LONDON (Reuters) - Britain raised its terrorism threat level to ‘severe’ -- the second highest level -- on Friday, days before London hosts major international meetings on how to deal with militancy in Afghanistan and Yemen.
The decision to raise the level from ‘substantial’ means security services now consider an attack in Britain, a key U.S. ally, to be “highly likely” but the government said it had no information to suggest an attack was imminent.
Britain gave no reason for the move by its Joint Terrorism Analysis Center (JTAC) which comes as Britain and other countries step up precautions in the wake of the failed Christmas Day attack on an airliner in Detroit.
Raising the threat level is expected to lead to tighter security at airports and public buildings.
“JTAC keeps the threat level under constant review and makes its judgments based on a broad range of factors, including the intent and capabilities of international terrorist groups in the UK and overseas,” Home Secretary (interior minister) Alan Johnson said in a statement.
“The fact that we’ve moved to another threat level means we put more resources in, we heighten the state of vigilance. It shouldn’t be thought to be linked to Detroit or anywhere else for that matter,” he told the BBC.

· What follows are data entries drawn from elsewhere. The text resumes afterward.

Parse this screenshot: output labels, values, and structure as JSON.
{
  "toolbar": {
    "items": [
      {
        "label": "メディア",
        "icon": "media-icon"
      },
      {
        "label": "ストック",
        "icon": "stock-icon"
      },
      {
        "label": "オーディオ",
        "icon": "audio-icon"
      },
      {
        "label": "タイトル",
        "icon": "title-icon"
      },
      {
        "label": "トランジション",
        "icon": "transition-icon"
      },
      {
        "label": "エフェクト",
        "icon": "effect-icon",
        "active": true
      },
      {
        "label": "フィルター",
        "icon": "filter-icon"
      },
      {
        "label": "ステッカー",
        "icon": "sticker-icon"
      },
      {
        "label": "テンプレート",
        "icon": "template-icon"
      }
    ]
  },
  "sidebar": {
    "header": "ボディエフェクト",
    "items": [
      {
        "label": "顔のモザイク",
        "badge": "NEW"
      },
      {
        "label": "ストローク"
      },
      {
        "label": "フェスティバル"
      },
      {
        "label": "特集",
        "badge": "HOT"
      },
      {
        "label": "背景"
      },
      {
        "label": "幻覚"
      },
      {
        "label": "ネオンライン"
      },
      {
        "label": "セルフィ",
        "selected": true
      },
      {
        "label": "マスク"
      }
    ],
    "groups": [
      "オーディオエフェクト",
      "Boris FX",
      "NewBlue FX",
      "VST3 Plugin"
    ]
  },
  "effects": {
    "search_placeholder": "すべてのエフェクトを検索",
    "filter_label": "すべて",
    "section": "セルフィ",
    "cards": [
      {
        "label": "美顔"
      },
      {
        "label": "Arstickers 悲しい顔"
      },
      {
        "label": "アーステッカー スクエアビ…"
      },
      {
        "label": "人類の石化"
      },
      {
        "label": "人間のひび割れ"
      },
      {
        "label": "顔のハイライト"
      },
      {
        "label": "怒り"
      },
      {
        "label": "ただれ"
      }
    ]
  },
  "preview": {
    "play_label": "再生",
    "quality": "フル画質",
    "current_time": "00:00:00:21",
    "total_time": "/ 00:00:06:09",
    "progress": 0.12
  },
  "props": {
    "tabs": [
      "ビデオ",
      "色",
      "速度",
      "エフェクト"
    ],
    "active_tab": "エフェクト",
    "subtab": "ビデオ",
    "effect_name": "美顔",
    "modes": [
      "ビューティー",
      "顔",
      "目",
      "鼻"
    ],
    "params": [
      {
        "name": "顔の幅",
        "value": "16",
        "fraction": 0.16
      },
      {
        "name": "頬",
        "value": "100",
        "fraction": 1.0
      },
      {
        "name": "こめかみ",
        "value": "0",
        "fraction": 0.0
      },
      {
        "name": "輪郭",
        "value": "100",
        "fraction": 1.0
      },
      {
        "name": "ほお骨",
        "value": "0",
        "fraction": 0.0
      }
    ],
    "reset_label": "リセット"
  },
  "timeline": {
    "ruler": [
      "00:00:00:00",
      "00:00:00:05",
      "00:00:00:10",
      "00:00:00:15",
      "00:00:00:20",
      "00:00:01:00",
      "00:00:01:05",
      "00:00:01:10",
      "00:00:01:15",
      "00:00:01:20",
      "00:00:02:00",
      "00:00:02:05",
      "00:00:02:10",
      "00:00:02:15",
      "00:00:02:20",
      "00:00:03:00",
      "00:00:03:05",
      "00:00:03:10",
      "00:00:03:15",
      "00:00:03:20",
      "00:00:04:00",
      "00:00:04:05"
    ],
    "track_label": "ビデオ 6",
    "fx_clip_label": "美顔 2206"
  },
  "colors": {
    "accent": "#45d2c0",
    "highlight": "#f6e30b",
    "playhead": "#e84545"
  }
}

Security expert Anthony Glees said his guess was that the decision to raise the threat level was linked to the Afghanistan conference and to intelligence from the United States.
“I think it’s very probable that people, either members of al Qaeda or associated to al Qaeda, will be figuring that it would be a huge trophy attack in some way to damage the holding of the Afghanistan conference,” he told the BBC.
The threat level was last changed on July 20, 2009 when it was lowered to substantial from severe. It had been lowered to severe on July 4, 2007 from critical, the highest level, which had been declared a few days earlier following attempted car bombings in London and Glasgow.
Suicide bombings in July 2005 killed 52 people on London’s transport networks and a number of plots have been thwarted since then.
Britain hosts an international conference on Afghanistan on Thursday that London says may set a timetable for transferring responsibility for some areas to Afghan control.
Afghan President Hamid Karzai, U.N. Secretary-General Ban Ki-moon, NATO Secretary-General Anders Fogh Rasmussen and foreign ministers from 50 countries are expected to take part.
Talks on Afghanistan will be preceded by a January 27 meeting on Yemen, which declared war on al Qaeda last week under pressure for a crackdown on the global militant group after its Yemen-based wing said it was behind an attempt on December 25 to blow up a U.S. passenger jet.
The Nigerian suspect in the Detroit airliner plot, Umar Farouk Abdulmutallab, studied a few years ago in London, raising concern about whether he was radicalized in Britain.
Prime Minister Gordon Brown told parliament this week Britain was suspending direct flights to Britain by a Yemeni airline and was stepping up immigration checks in the wake of the failed Detroit attack.
“We know that a number of terrorist cells are actively trying to attack Britain and other countries,” Brown said.
Sajjan Gohel of the Asia Pacific Foundation thinktank said one factor that affected threat level changes was security agencies’ monitoring of electronic “chatter” among militants.
“It may be that Britain is being mentioned more often or it may be the volume of potentially threatening messages being collected that provides a sense of heightened threat,” he said.
U.S. Homeland Security Department spokesman Matt Chandler said Britain was raising its measures to effectively where the United States was.
“We have enhanced our security measures and communicated specific information to industry, law enforcement and the American people,” he said.